1 Introduction Python Programming For Data Science
1 Introduction Python Programming For Data Science
The programming requirements of data science demands a very versatile yet flexible language which is simple
to write the code but can handle highly complex mathematical processing. Python is most suited for such
requirements as it has already established itself both as a language for general computing as well as scientific
computing. Moreover it is being continuously upgraded in form of new addition to its plethora of libraries
aimed at different programming requirements. The following are features of python which makes it the
preferred language for data science.
i) A simple and easy to learn language which achieves result in fewer lines of code than other similar
languages like R. Its simplicity also makes it robust to handle complex scenarios with minimal code and
much less confusion on the general flow of the program.
ii) It is cross platform, so the same code works in multiple environments without needing any change. That
makes it perfect to be used in a multi-environment setup easily.
iii) It executes faster than other similar languages used for data analysis like R and MATLAB.
iv) Its excellent memory management capability, especially garbage collection makes it versatile in gracefully
managing very large volume of data transformation, slicing, dicing and visualization.
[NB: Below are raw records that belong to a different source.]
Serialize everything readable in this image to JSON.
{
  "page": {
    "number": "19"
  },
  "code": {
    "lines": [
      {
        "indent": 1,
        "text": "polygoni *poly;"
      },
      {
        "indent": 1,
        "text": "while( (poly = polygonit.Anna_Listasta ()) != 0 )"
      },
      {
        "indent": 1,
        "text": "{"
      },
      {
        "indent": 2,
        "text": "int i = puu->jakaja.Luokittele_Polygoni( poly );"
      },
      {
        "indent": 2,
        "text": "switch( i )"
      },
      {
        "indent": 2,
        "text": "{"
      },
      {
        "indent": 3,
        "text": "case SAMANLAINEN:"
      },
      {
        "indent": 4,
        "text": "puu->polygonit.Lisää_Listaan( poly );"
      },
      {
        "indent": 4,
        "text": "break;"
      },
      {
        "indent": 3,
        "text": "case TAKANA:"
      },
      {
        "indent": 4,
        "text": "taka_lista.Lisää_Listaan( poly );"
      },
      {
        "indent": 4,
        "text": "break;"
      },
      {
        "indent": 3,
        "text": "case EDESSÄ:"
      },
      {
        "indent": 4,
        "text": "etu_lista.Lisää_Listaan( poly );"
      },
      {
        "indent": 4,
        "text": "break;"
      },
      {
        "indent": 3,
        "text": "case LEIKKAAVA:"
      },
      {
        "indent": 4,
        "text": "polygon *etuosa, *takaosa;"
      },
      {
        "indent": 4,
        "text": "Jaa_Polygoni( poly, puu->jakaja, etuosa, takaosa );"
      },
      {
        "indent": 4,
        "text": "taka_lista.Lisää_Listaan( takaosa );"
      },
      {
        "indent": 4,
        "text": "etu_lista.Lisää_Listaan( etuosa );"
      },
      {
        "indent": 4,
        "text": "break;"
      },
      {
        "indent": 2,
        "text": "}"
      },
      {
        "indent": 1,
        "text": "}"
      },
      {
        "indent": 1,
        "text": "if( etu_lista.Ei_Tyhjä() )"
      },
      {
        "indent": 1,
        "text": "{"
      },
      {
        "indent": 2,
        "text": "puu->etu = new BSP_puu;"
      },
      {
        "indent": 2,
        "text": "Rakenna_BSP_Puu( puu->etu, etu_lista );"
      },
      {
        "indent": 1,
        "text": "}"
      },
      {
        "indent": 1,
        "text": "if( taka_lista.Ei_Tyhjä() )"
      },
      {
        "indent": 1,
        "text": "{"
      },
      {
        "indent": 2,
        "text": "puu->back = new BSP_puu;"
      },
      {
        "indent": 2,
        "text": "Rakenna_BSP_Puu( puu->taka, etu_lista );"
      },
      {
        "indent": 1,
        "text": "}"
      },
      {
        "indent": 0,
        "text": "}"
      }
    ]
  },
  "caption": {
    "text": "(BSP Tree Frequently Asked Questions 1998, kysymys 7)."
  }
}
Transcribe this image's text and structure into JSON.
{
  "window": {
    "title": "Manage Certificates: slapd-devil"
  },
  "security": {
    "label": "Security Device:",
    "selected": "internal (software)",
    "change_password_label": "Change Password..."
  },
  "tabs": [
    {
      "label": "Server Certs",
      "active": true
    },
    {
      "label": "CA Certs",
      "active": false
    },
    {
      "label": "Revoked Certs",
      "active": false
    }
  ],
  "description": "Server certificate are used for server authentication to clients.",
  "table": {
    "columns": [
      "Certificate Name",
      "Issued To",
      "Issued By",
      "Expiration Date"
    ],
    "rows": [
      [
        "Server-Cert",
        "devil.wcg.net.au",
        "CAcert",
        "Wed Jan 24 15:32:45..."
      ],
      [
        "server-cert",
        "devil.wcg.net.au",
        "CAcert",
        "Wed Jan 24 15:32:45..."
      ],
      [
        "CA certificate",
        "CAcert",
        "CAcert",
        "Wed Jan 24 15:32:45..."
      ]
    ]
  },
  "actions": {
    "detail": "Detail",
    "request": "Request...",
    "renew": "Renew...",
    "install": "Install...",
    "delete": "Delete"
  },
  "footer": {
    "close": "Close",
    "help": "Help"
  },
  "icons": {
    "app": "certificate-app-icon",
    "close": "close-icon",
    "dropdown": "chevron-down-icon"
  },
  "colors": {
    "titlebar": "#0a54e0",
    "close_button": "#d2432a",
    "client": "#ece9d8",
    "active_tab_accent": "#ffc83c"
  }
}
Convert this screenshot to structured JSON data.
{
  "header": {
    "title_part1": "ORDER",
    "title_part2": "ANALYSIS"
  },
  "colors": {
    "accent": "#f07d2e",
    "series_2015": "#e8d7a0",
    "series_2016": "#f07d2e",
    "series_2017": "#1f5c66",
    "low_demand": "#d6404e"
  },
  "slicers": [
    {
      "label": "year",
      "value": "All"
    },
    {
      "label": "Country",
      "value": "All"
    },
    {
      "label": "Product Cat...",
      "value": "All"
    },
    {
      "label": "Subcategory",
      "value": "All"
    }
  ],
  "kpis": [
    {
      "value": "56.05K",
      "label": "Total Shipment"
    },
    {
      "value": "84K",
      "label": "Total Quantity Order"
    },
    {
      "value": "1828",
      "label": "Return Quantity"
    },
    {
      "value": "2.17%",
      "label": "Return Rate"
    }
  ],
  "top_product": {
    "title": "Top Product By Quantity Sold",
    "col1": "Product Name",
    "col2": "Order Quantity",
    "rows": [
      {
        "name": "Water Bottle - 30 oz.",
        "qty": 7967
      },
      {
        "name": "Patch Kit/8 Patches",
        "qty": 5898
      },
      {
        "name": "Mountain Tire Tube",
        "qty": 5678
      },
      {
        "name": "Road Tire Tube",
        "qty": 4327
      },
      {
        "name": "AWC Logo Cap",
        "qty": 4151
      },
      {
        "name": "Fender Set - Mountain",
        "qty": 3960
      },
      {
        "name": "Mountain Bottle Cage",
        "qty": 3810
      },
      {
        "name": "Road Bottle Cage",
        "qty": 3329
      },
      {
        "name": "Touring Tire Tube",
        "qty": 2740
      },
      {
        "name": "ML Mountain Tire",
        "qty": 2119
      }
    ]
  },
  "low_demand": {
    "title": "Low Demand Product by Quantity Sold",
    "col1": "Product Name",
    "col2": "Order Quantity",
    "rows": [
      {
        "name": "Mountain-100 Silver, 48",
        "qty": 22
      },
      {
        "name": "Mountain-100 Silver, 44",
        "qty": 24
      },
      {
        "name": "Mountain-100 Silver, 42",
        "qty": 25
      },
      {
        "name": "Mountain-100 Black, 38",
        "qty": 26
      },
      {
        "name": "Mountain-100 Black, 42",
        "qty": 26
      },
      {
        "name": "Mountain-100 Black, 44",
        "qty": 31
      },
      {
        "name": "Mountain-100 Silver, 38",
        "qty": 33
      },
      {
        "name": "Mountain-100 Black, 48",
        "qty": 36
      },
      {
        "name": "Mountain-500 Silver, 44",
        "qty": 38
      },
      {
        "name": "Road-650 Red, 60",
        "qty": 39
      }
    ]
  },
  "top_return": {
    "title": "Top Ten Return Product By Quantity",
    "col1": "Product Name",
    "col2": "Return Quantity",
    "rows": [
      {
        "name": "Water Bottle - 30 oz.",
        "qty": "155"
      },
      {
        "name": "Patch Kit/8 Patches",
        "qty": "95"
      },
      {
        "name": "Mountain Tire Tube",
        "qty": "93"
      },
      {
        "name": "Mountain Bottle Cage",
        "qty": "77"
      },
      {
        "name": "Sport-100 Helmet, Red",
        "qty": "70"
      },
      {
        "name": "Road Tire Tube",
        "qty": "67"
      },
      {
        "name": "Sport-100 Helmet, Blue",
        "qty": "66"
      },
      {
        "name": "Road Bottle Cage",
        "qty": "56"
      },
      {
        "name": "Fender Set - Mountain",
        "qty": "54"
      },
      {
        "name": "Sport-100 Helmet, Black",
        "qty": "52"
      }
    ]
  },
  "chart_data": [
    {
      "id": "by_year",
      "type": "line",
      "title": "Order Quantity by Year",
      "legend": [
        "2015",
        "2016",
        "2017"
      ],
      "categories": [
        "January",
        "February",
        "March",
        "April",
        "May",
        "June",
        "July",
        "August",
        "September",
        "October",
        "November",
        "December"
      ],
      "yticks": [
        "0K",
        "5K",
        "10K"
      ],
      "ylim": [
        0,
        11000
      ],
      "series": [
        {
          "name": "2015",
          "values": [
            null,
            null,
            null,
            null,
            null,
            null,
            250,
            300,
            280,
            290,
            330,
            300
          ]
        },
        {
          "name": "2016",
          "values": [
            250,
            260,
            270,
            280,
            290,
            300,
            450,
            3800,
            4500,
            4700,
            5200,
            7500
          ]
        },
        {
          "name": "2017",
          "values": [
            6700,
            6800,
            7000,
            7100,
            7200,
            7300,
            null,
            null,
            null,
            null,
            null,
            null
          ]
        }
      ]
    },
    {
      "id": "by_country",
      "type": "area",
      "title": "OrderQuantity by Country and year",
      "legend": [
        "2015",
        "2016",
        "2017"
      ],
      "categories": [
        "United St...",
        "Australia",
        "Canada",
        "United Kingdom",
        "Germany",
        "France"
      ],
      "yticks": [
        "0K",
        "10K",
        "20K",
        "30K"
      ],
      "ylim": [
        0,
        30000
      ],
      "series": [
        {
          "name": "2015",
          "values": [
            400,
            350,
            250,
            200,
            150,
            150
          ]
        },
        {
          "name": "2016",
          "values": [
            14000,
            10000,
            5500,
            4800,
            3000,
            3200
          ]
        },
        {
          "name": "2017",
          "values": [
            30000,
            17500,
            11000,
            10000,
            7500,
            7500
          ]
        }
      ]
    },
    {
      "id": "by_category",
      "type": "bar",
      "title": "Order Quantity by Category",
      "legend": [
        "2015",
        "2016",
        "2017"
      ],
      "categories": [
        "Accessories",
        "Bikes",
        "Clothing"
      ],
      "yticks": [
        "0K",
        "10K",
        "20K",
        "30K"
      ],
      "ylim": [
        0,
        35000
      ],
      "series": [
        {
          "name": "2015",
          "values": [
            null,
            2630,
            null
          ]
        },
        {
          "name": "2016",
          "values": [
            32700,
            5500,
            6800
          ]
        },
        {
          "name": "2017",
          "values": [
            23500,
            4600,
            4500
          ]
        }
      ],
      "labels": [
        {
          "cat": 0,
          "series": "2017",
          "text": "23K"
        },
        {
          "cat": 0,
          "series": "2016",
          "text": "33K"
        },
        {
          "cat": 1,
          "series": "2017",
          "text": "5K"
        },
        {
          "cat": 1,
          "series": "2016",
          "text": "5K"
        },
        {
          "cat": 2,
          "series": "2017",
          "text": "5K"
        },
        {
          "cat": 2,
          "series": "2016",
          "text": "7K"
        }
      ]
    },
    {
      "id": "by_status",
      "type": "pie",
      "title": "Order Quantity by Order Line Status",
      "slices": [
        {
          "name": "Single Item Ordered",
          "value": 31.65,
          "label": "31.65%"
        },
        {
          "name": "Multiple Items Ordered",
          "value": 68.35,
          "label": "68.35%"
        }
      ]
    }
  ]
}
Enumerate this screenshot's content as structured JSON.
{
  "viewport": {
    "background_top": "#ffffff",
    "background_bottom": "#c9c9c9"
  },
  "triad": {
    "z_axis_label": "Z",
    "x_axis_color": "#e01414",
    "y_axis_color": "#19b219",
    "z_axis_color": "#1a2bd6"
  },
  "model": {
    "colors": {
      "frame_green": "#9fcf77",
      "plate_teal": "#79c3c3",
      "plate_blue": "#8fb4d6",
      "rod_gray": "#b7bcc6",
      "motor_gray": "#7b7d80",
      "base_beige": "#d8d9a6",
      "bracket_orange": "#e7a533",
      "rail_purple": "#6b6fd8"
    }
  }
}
v) Python has got a very large collection of libraries which serve as special purpose analysis tools. E.g. NumPy
package deals with scientific computing and its array needs much less memory than the conventional python
list for managing numeric data. Also the number of such packages is continuously growing.
vi) Python has packages which can directly use the code from other languages like Java or C. This helps in
optimizing the code performance by using existing code of other languages, whenever it gives a better
result.
Python Machine Learning Ecosystem
The Python machine learning ecosystem is a collection of libraries that enable the developers to extract and
transform data, perform data wrangling operations, apply existing robust Machine Learning algorithms and also
develop custom algorithms easily. These libraries include numpy, scipy, pandas, scikit-learn, statsmodels,
tensorflow, keras, etc. The following is a description of these libraries:
1. PANDAS:- used for Data Analysis
2. NUMPY: - used for numerical analysis and formation i.e. for matrix and vector manipulation
3. MATPLOTLIB: - used for data visualization
4. SCIPY: - used for scientific computing
5. SEABORN: - used for data visualization
6. TENSORFLOW: - used in deep learning
7. SCIKIT-LEARN: - used in machine learning i.e. used as a source for many machine learning algorithms and
utilities
8. KERAS : - used for neural networks and deep learning
Setting Up a Python Environment
The starting step for the journey into the world of Data Science is the setup of the Python environment. You
have two options for setting up the environment:
• Install Python and the necessary libraries individually
• Use a pre-packaged Python distribution that comes with necessary libraries, e.g. Anaconda
Anaconda is a packaged compilation of Python along with a whole suite of a variety of libraries, including core
libraries which are widely used in Data Science. A major advantage of this distribution is that you don’t require
an elaborate setup and it works well on all flavors of operating systems and platforms, especially Windows,
which can often cause problems with installing specific Python packages. The Anaconda distribution is widely
used across industry Data Science environments and it also comes with a wonderful IDE, Spyder (Scientific
Python Development Environment), besides other useful utilities like jupyter notebooks, the IPython console, it
comes with an excellent package management tool, conda.
Steps
You can follow the following steps to setup Python environment using Anaconda:
i) The first step is downloading the required installation package from https://www.anaconda.com/download/.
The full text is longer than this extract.